Although IR is well known as an essential molecule involved in insulin signaling, Cav has been poorly recognized as a key molecule within the same signaling process. Instead, Cav is known as a general growth signal inhibitor. It was initially proposed that insulin stimulates tyrosine phosphorylation of Cav1, although the functional significance of this finding remained unclear (29). More recently, several investigators, including ourselves, independently demonstrated that IR is found in the same microdomain as Cav1 in adipocytes or hepatic cells (16, 30, 31), despite the fact that other molecules involved in insulin signaling, such as GLUT4 and PI3K, were not found in the same microdomain (32-34), implicating the presence of physical and/or functional interaction between Cav and IR. Subsequently, it was demonstrated that the overexpression of Cav1 enhanced insulin signaling in COS cells, but this enhancement was absent or even reversed in adipocytes (35), suggesting that Cav1 can regulate insulin signaling, but that the Cav1 effect varies among cell types. We have shown that, by the use of Cav scaffolding domain peptides, Cav1 can stimulate the kinase activity of IR, but Cav3 can do so to a much greater degree in vitro (16), suggesting that the effect of Cav3 on insulin signaling is stronger than that of Cav1.
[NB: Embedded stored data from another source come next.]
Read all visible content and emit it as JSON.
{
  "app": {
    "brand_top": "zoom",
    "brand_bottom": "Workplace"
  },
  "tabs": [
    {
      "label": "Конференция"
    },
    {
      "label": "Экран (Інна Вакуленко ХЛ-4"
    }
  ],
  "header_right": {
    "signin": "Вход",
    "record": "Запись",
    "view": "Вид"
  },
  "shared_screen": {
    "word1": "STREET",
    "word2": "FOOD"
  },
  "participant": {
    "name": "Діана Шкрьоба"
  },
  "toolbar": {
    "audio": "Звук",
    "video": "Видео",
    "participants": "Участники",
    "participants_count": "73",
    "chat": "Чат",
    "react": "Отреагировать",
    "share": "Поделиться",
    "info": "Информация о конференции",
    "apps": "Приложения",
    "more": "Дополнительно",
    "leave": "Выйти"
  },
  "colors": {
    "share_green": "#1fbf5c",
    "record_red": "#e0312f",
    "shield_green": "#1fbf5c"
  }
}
A very recent study demonstrated that Cav1KO mice had a primary defect in adipose tissue, as evidenced by drastically reduced IR protein levels (>90%), suggesting that Cav1 is essential for the proper stabilization of the IR protein in adipocytes in vivo (15), presumably through the direct binding to IR. Cav1KO mice also showed overt resistance to diet-induced obesity and generalized adipose tissue pathology, especially in old stages (36), suggesting the malfunction of adipocytes. Because Cav3KO mice also showed muscular pathology in old stages (14), it is tempting to speculate that both Cav subtypes play an important role in maintaining the proper phenotype of these tissues. Cav3KO mice, however, did not show reduced IR protein levels or resistance to diet-induced obesity; IR protein expression remained unchanged, and the mice rapidly increased body weight upon high-fat diet (data not shown).

Taken together, Cav subtypes, either Cav1 or Cav3, play an important role in maintaining insulin signaling, even though the mechanism of regulation may differ between the two subtypes. Our transgenic study demonstrated that the role of Cav3 is to maintain neither the protein stability of IR (15) nor its caveolar localization (37) in the skeletal muscle. Instead, as shown by this and a previous study (16), Cav3 enhances insulin signaling at the level of IRβ. Thus, the role of the Cav3 subtype in insulin signaling may be an exception to the common “anchoring and tranquilizing” concept of Cav.